CN103279037B

Movatterモバイル変換

Info

Publication number: CN103279037B
Application number: CN201310200246.9A
Authority: CN
Inventors: 张铁; 林君健
Original assignee: South China University of Technology SCUT
Current assignee: South China University of Technology SCUT
Priority date: 2013-05-24
Filing date: 2013-05-24
Publication date: 2015-10-28
Anticipated expiration: 2033-05-24
Also published as: CN103279037A

Abstract

本发明公开了基于六维力/力矩传感器的机器人力跟随运动控制方法，在利用机器人作示教等目的时，这种方法能获得很好的效果。本发明主要涉及4个重要步骤，第一个是利用较为简单的方法对力/力矩传感器的零位值进行标定，第二个是利用特定方法对力/力矩传感器在不同姿态下，由于自身和安装在传感器上面工具的重力对力/力矩传感器零位值造成影响进行补偿，然后是设定一个力/力矩传感器在相应姿态下的稳定区间，最后一个是利用力/力矩传感器的力和力矩值对机器人进行力跟随运动控制。

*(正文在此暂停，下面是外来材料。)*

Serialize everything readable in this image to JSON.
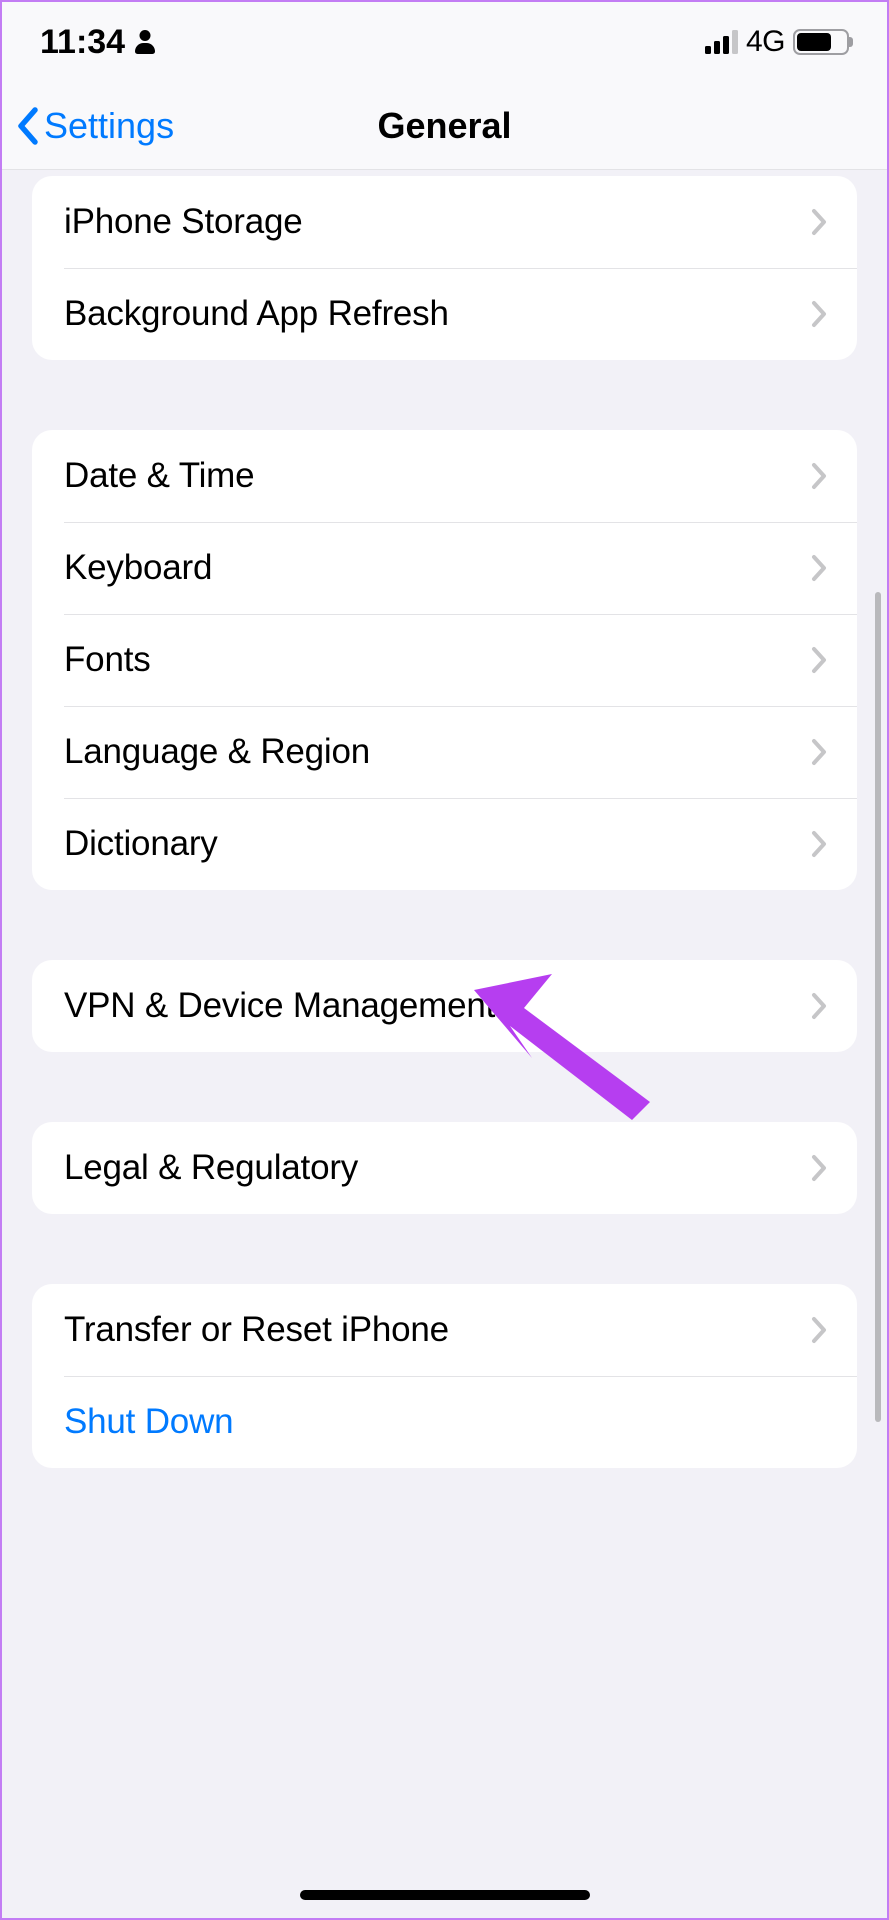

The invention discloses a force-following motion control method for a robot based on a six-dimensional force/torque sensor. When the robot is used for teaching purposes, the method can achieve good results. The present invention mainly involves four important steps. The first is to use a relatively simple method to calibrate the zero value of the force/torque sensor, and the second is to use a specific method to calibrate the force/torque sensor under different attitudes. The gravity of the tool installed on the sensor compensates for the influence of the zero value of the force/torque sensor, and then sets a stable range of the force/torque sensor under the corresponding attitude, and the last one is to use the force and moment value of the force/torque sensor Force-following motion control of a robot.

Description

Translated fromChinese

基于六维力/力矩传感器的机器人力跟随运动控制方法Robot force-following motion control method based on six-dimensional force/torque sensor

技术领域technical field

本发明涉及机器人控制领域，尤其涉及基于六维力/力矩传感器的机器人力跟随运动控制方法。The invention relates to the field of robot control, in particular to a robot force-following motion control method based on a six-dimensional force/torque sensor.

背景技术Background technique

在工业领域中常会用到力/力矩传感器，常用的力/力矩传感器在使用时姿态是固定的，但是若力/力矩传感器运行在姿态会改变的场合，由于传感器及在其上面安装的工具受重力影响，传感器的零位置（传感器在该姿态下没有对其施加外力时传感器的输出值）会发生改变，因此对其补偿的效果直接影响到实际的性能。为了对这种改变进行补偿，需要用到特殊的方法。在六维力/力矩传感器的标定方面，本领域技术人员提出了一种对六维力/力矩传感器在某一姿态下的测量线性度进行标定的方法，但它们在应用方面比较复杂。Force/torque sensors are often used in the industrial field. The posture of the commonly used force/torque sensors is fixed when used. Due to the influence of gravity, the zero position of the sensor (the output value of the sensor when no external force is applied to the sensor in this attitude) will change, so the effect of its compensation directly affects the actual performance. In order to compensate for this change, special methods are required. Regarding the calibration of the six-dimensional force/torque sensor, those skilled in the art have proposed a method for calibrating the measurement linearity of the six-dimensional force/torque sensor at a certain attitude, but they are relatively complicated in application.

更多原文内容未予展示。